Jake beugte sich über ihre Schulter und nahm den Rest einer Schale zärtlich in die Hand. »Die Eier sind hellbraun mit dunklen Punkten, gegen Ende Mai legen die Möwen zwei bis vier davon. Die Babys schlüpfen nach vierzig Tagen.«
»Und wo sind sie jetzt?«
»Sie gleiten über das Land, so weit das Auge sehen kann. Komm, ich zeig's dir.« Jake führte sie zum Rand des Plateaus, sprang auf einen der flachen Felsen und schaute zu, wie sie sich abmühte, ihm zu folgen. Hilfe wollte sie offensichtlich nicht.

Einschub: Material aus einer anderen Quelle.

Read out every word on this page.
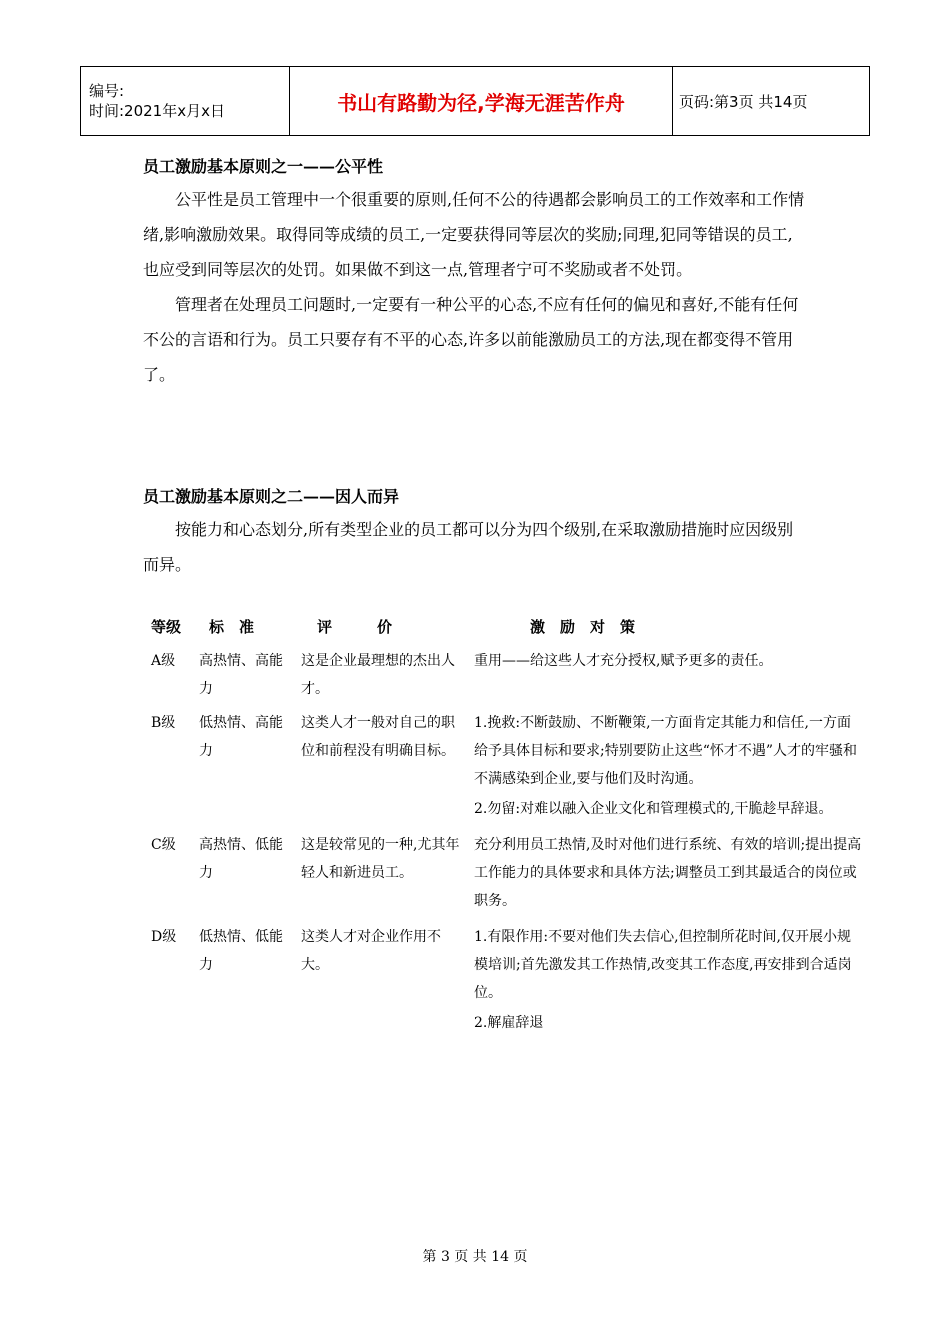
编号:
时间:2021年x月x日	书山有路勤为径,学海无涯苦作舟	页码:第3页 共14页

员工激励基本原则之一——公平性

公平性是员工管理中一个很重要的原则,任何不公的待遇都会影响员工的工作效率和工作情绪,影响激励效果。取得同等成绩的员工,一定要获得同等层次的奖励;同理,犯同等错误的员工,也应受到同等层次的处罚。如果做不到这一点,管理者宁可不奖励或者不处罚。

管理者在处理员工问题时,一定要有一种公平的心态,不应有任何的偏见和喜好,不能有任何不公的言语和行为。员工只要存有不平的心态,许多以前能激励员工的方法,现在都变得不管用了。

员工激励基本原则之二——因人而异

按能力和心态划分,所有类型企业的员工都可以分为四个级别,在采取激励措施时应因级别而异。

等级	标　准	评　　　价	激　励　对　策
A级	高热情、高能力	这是企业最理想的杰出人才。	重用——给这些人才充分授权,赋予更多的责任。

B级	低热情、高能力	这类人才一般对自己的职位和前程没有明确目标。	1.挽救:不断鼓励、不断鞭策,一方面肯定其能力和信任,一方面给予具体目标和要求;特别要防止这些“怀才不遇”人才的牢骚和不满感染到企业,要与他们及时沟通。
2.勿留:对难以融入企业文化和管理模式的,干脆趁早辞退。

C级	高热情、低能力	这是较常见的一种,尤其年轻人和新进员工。	充分利用员工热情,及时对他们进行系统、有效的培训;提出提高工作能力的具体要求和具体方法;调整员工到其最适合的岗位或职务。

D级	低热情、低能力	这类人才对企业作用不大。	1.有限作用:不要对他们失去信心,但控制所花时间,仅开展小规模培训;首先激发其工作热情,改变其工作态度,再安排到合适岗位。
2.解雇辞退
第 3 页 共 14 页
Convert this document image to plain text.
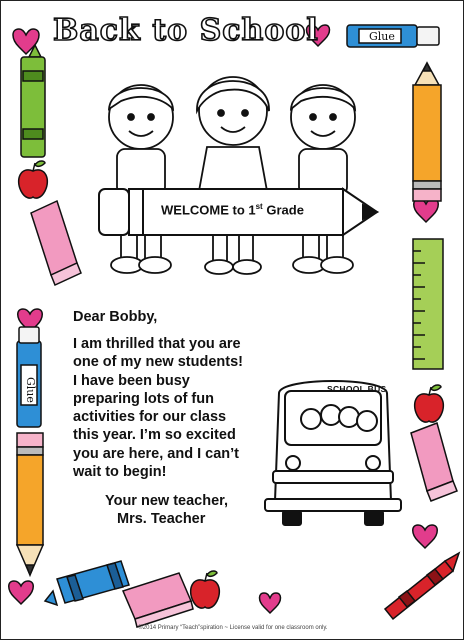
Back to School	Glue
Glue
WELCOME to 1st Grade
SCHOOL BUS
Dear Bobby,
I am thrilled that you are
one of my new students!
I have been busy
preparing lots of fun
activities for our class
this year. I’m so excited
you are here, and I can’t
wait to begin!
Your new teacher,
Mrs. Teacher
©2014 Primary “Teach”spiration ~ License valid for one classroom only.
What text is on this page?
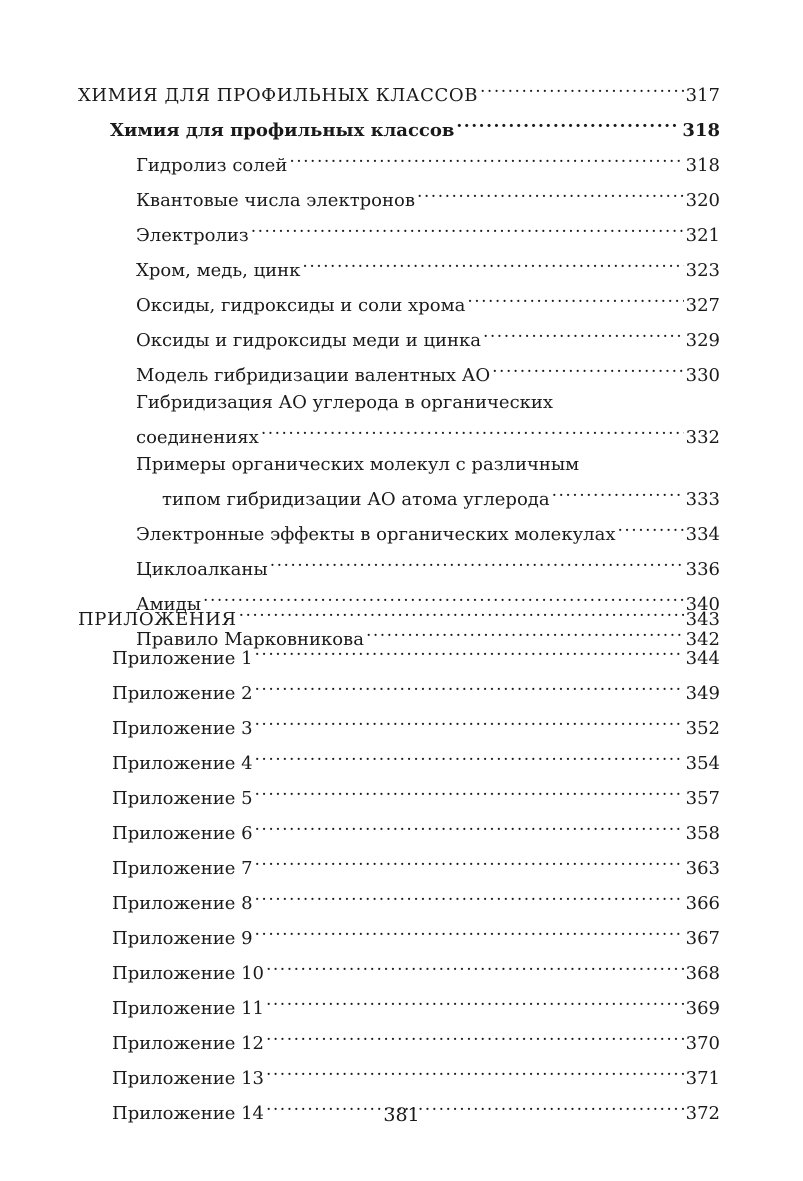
ХИМИЯ ДЛЯ ПРОФИЛЬНЫХ КЛАССОВ .....	317
Химия для профильных классов .....	318
Гидролиз солей .....	318
Квантовые числа электронов .....	320
Электролиз .....	321
Хром, медь, цинк .....	323
Оксиды, гидроксиды и соли хрома .....	327
Оксиды и гидроксиды меди и цинка .....	329
Модель гибридизации валентных АО .....	330
Гибридизация АО углерода в органических
соединениях .....	332
Примеры органических молекул с различным
типом гибридизации АО атома углерода .....	333
Электронные эффекты в органических молекулах .....	334
Циклоалканы .....	336
Амиды .....	340
Правило Марковникова .....	342
ПРИЛОЖЕНИЯ .....	343
Приложение 1 .....	344
Приложение 2 .....	349
Приложение 3 .....	352
Приложение 4 .....	354
Приложение 5 .....	357
Приложение 6 .....	358
Приложение 7 .....	363
Приложение 8 .....	366
Приложение 9 .....	367
Приложение 10 .....	368
Приложение 11 .....	369
Приложение 12 .....	370
Приложение 13 .....	371
Приложение 14 .....	372
381
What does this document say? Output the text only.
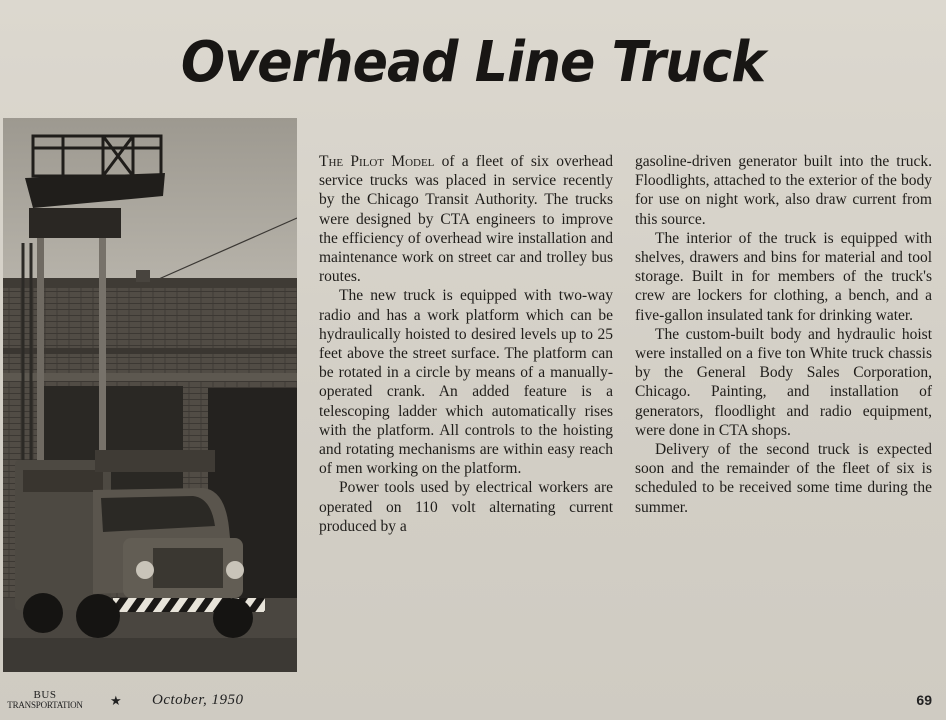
Overhead Line Truck

The Pilot Model of a fleet of six overhead service trucks was placed in service recently by the Chicago Transit Authority. The trucks were designed by CTA engineers to improve the efficiency of overhead wire installation and maintenance work on street car and trolley bus routes.

The new truck is equipped with two-way radio and has a work platform which can be hydraulically hoisted to desired levels up to 25 feet above the street surface. The platform can be rotated in a circle by means of a manually-operated crank. An added feature is a telescoping ladder which automatically rises with the platform. All controls to the hoisting and rotating mechanisms are within easy reach of men working on the platform.

Power tools used by electrical workers are operated on 110 volt alternating current produced by a

gasoline-driven generator built into the truck. Floodlights, attached to the exterior of the body for use on night work, also draw current from this source.

The interior of the truck is equipped with shelves, drawers and bins for material and tool storage. Built in for members of the truck's crew are lockers for clothing, a bench, and a five-gallon insulated tank for drinking water.

The custom-built body and hydraulic hoist were installed on a five ton White truck chassis by the General Body Sales Corporation, Chicago. Painting, and installation of generators, floodlight and radio equipment, were done in CTA shops.

Delivery of the second truck is expected soon and the remainder of the fleet of six is scheduled to be received some time during the summer.

BUS
TRANSPORTATION ★ October, 1950	69
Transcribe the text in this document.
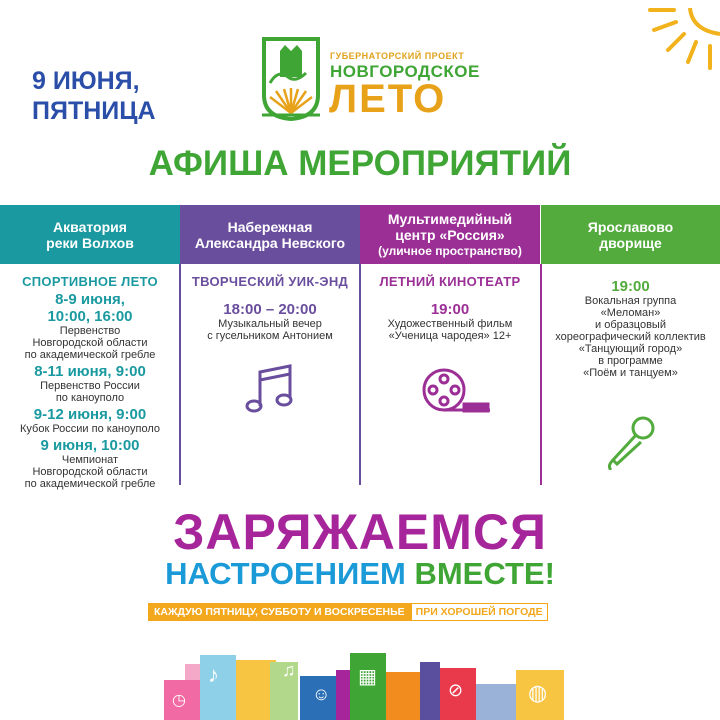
9 ИЮНЯ,
ПЯТНИЦА
ГУБЕРНАТОРСКИЙ ПРОЕКТ
НОВГОРОДСКОЕ
ЛЕТО
АФИША МЕРОПРИЯТИЙ
Акватория
реки Волхов
СПОРТИВНОЕ ЛЕТО
8-9 июня,
10:00, 16:00
Первенство
Новгородской области
по академической гребле
8-11 июня, 9:00
Первенство России
по каноуполо
9-12 июня, 9:00
Кубок России по каноуполо
9 июня, 10:00
Чемпионат
Новгородской области
по академической гребле
Набережная
Александра Невского
ТВОРЧЕСКИЙ УИК-ЭНД
18:00 – 20:00
Музыкальный вечер
с гусельником Антонием
Мультимедийный
центр «Россия»
(уличное пространство)
ЛЕТНИЙ КИНОТЕАТР
19:00
Художественный фильм
«Ученица чародея» 12+
Ярославово
дворище
19:00
Вокальная группа
«Меломан»
и образцовый
хореографический коллектив
«Танцующий город»
в программе
«Поём и танцуем»
ЗАРЯЖАЕМСЯ
НАСТРОЕНИЕМ ВМЕСТЕ!
КАЖДУЮ ПЯТНИЦУ, СУББОТУ И ВОСКРЕСЕНЬЕ	ПРИ ХОРОШЕЙ ПОГОДЕ
◷
♪	♫
☺
▦
⊘	◍
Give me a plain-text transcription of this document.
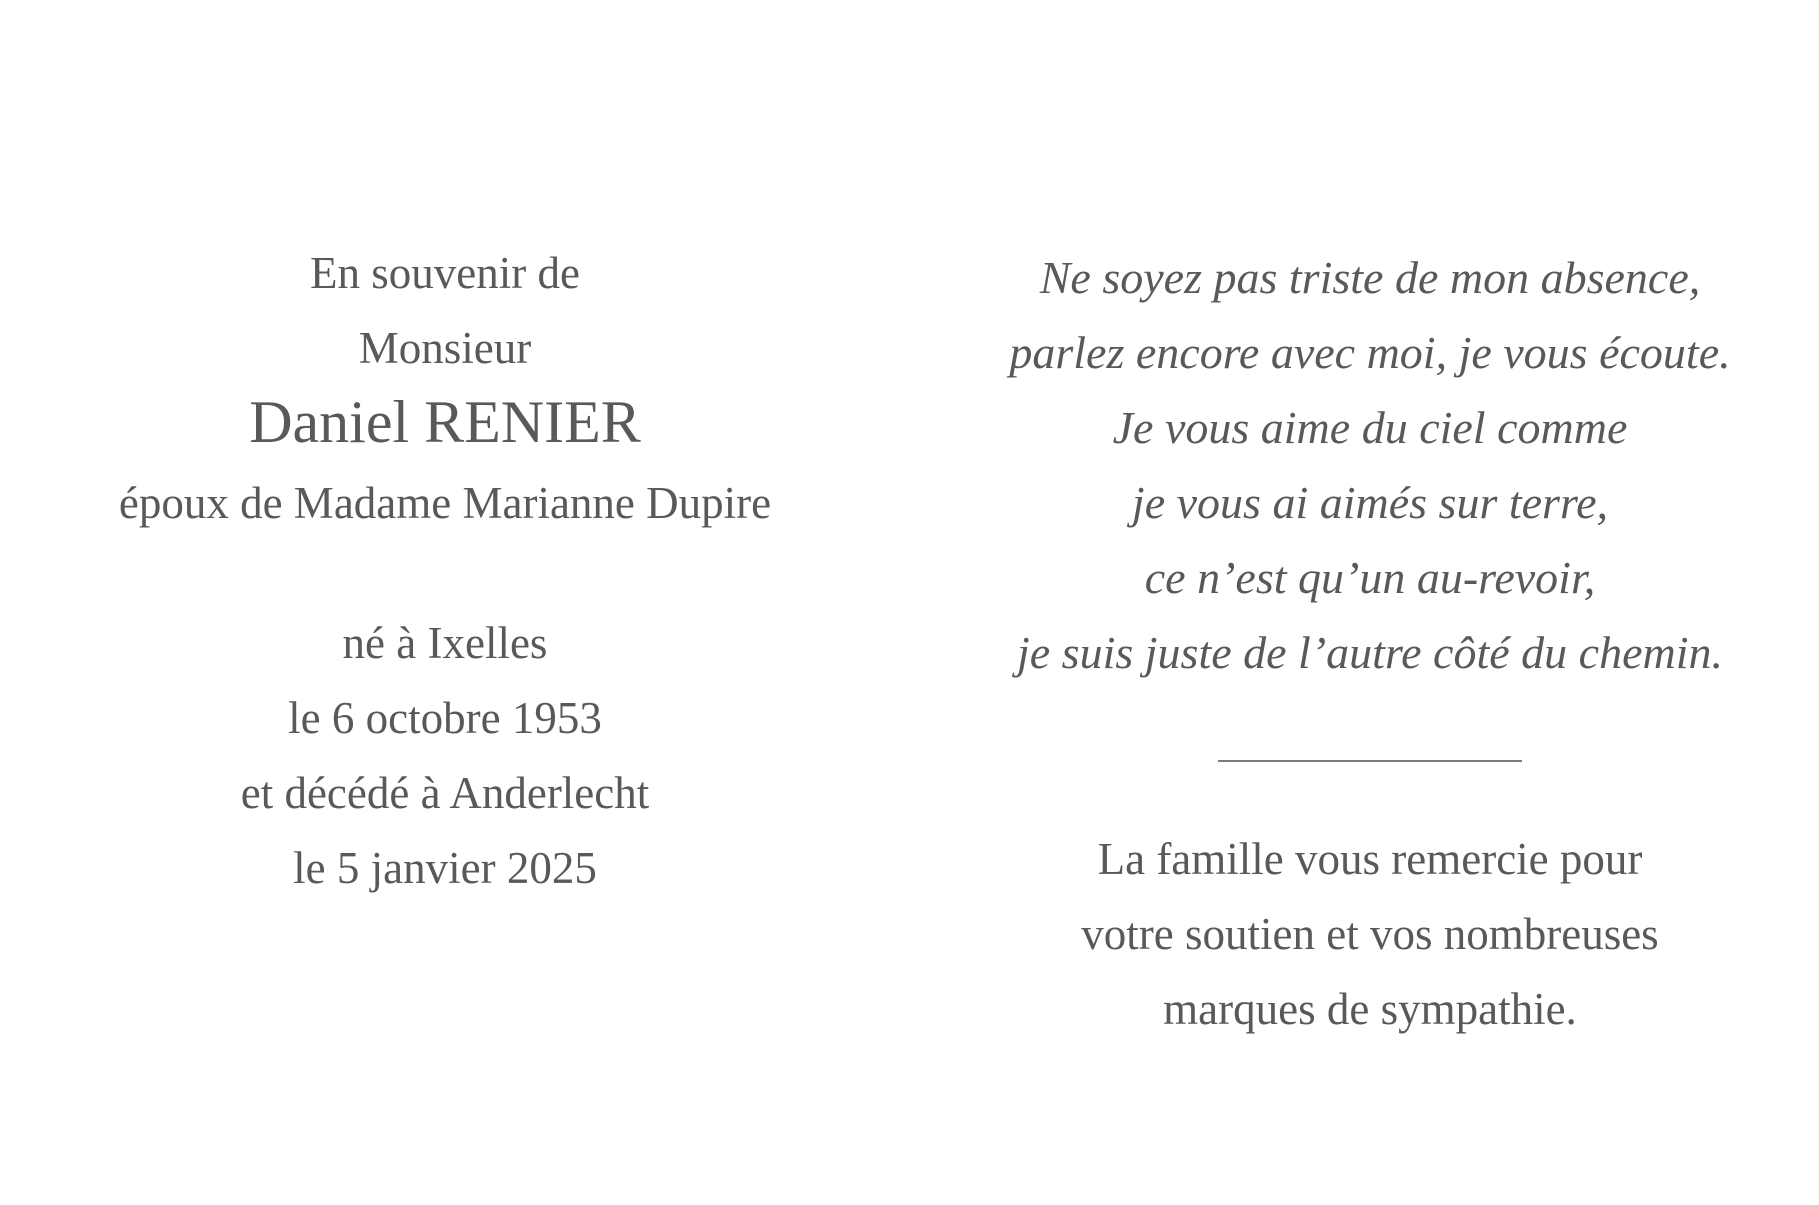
En souvenir de
Monsieur
Daniel RENIER
époux de Madame Marianne Dupire
né à Ixelles
le 6 octobre 1953
et décédé à Anderlecht
le 5 janvier 2025
Ne soyez pas triste de mon absence,
parlez encore avec moi, je vous écoute.
Je vous aime du ciel comme
je vous ai aimés sur terre,
ce n’est qu’un au-revoir,
je suis juste de l’autre côté du chemin.
La famille vous remercie pour
votre soutien et vos nombreuses
marques de sympathie.
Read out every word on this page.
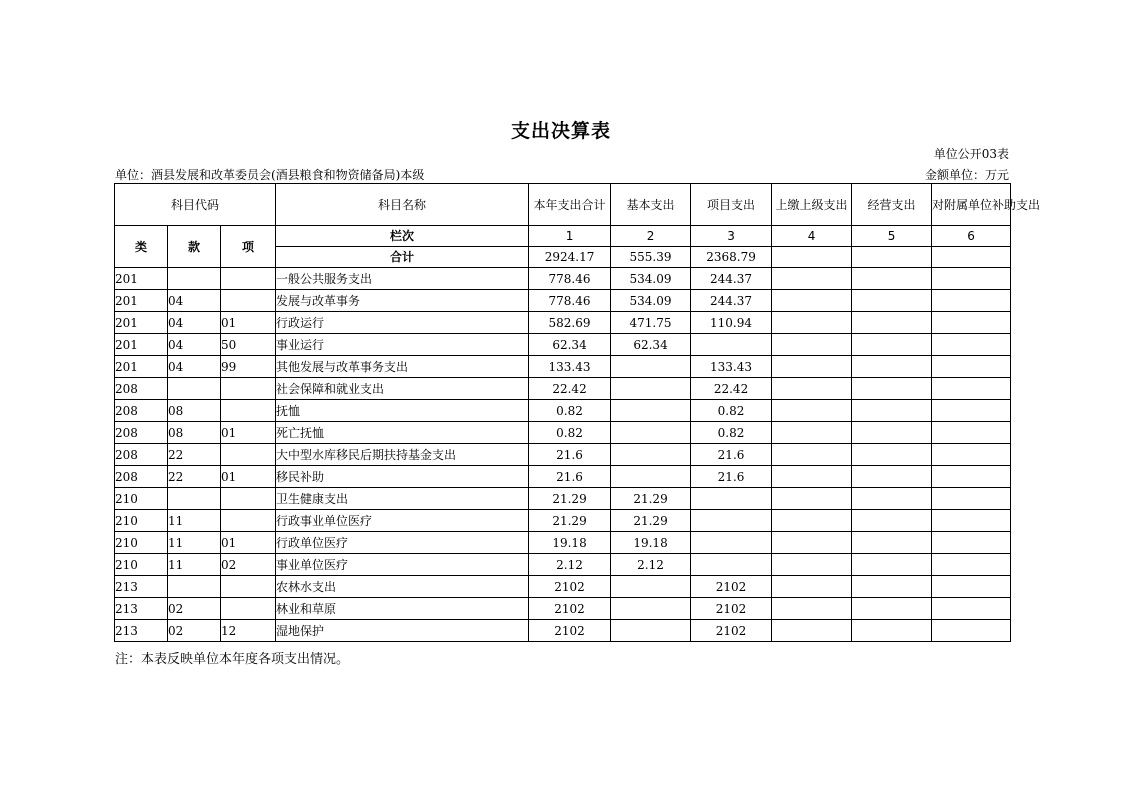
支出决算表
单位公开03表
单位：酒县发展和改革委员会(酒县粮食和物资储备局)本级	金额单位：万元
科目代码			科目名称	本年支出合计	基本支出	项目支出	上缴上级支出	经营支出	对附属单位补助支出
类	款	项	栏次	1	2	3	4	5	6
			合计	2924.17	555.39	2368.79			
201			一般公共服务支出	778.46	534.09	244.37			
201	04		发展与改革事务	778.46	534.09	244.37			
201	04	01	行政运行	582.69	471.75	110.94			
201	04	50	事业运行	62.34	62.34				
201	04	99	其他发展与改革事务支出	133.43		133.43			
208			社会保障和就业支出	22.42		22.42			
208	08		抚恤	0.82		0.82			
208	08	01	死亡抚恤	0.82		0.82			
208	22		大中型水库移民后期扶持基金支出	21.6		21.6			
208	22	01	移民补助	21.6		21.6			
210			卫生健康支出	21.29	21.29				
210	11		行政事业单位医疗	21.29	21.29				
210	11	01	行政单位医疗	19.18	19.18				
210	11	02	事业单位医疗	2.12	2.12				
213			农林水支出	2102		2102			
213	02		林业和草原	2102		2102			
213	02	12	湿地保护	2102		2102			
注：本表反映单位本年度各项支出情况。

Die Landschaft lag ausgebreitet vor ihnen. Auf der anderen Seite der alten Gartenmauer ging das bewaldete Gestrüpp fast unmerklich in die gepflegte Schönheit des Parks über. Birken standen dicht beieinander und bildeten den Kern des Waldes, an dessen Rändern riesige alte Esskastanien mit wundervoll gewundenen Stämmen standen. In weiter Ferne erstreckten sich Obstwiesen und Stoppelfelder bis zum Horizont. Voll behangene Rebstöcke schmiegten sich an die zum Meer gewandten Südhänge.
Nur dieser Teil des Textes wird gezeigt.